Today, like all the other days, I had done the same thing and gotten out of the car half a minute after Brad and Clarissa, but just as I stepped out I was pushed against the side of the car.

I gasped out in surprise as I looked up at Brad hanging over me like a storm cloud, a grin like a crack of lightning on his mouth.

"E-Excuse me." I said like an idiot, attempting to slide out of his grasp, but his arms stood firm on either side of my waist, trapping me between him and the car.

"I think I know why you get so uncomfortable with me and Clarissa in the car." He rumbled, pressing himself closer to me as I tried my hardest to shrink away from him, my heart pounding at a million beats per second as moths flapped angrily in my stomach. I felt like I was going to hurl all over him.

I didn't say anything, my throat was constricted, air refused to flow to form words. I was frozen.

He took this as an excuse to seize my breast, which further arrested my movement as my brain went on panic mode, desperately trying to make myself scream or cry or something, but I was paralyzed.

He lowered his mouth to my ear. "You want to be the one I pay attention to." His hand further compressed my breast and a whimper released from my throat. Great, the only reaction my brain produced was something that could be interpreted as a sign of pleasure. "I would fuck you, but you have to wait your turn. I'll be done with your sister in a week or two anyway, so just hang in there, baby." He finally released me and winked at me one last time before jogging off to meet his friends, Clarissa already inside.
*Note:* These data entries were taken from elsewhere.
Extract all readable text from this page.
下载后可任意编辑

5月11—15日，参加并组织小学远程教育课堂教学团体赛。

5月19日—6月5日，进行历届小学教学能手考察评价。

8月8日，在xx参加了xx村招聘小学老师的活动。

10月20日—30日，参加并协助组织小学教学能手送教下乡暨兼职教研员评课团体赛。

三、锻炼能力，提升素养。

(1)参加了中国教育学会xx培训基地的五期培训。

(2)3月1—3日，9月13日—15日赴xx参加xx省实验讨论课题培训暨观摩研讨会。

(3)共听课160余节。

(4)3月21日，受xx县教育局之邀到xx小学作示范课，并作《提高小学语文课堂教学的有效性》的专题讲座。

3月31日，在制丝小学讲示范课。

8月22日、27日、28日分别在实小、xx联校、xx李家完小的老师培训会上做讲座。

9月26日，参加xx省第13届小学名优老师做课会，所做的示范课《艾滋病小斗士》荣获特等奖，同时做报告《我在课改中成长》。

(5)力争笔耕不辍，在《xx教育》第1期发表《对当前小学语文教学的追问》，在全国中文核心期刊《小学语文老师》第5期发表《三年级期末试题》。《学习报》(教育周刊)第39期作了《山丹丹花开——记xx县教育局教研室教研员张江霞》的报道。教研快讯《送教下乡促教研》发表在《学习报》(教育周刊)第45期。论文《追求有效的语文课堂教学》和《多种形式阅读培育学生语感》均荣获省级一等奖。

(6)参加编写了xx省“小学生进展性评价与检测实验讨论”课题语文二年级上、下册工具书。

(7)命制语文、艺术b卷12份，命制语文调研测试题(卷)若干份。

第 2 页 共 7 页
I just stood there, now breathing heavily and clutching my bag to my chest, my breast feeling like it had disintegrated from how hard he had been holding it. Tears finally started to well up in my eyes and now my brain was numb instead of my body. I didn't know where I was, I didn't know what just happened, I didn't register anything except for the fact that I was upset and scared, so scared.

It's been nine hours since he approached me and I still don't remember what happened a half an hour after that, I was in such a state of shock.

All I knew is that I couldn't tell anyone. Not even Clarissa. It would break her heart. I just couldn't do that. How would I even tell her? She would hate me forever, she would think I provoked him or something. She would never forgive me.

But I couldn't ride in that car anymore.

I told her and my parents that I was going to start taking the bus because my friends were on it, even though the only kids that rode the bus were deadbeat seniors who didn't want to get their license and ninth graders.

Honestly, I would walk to school, even hitchhike, anything to stay away from Brad.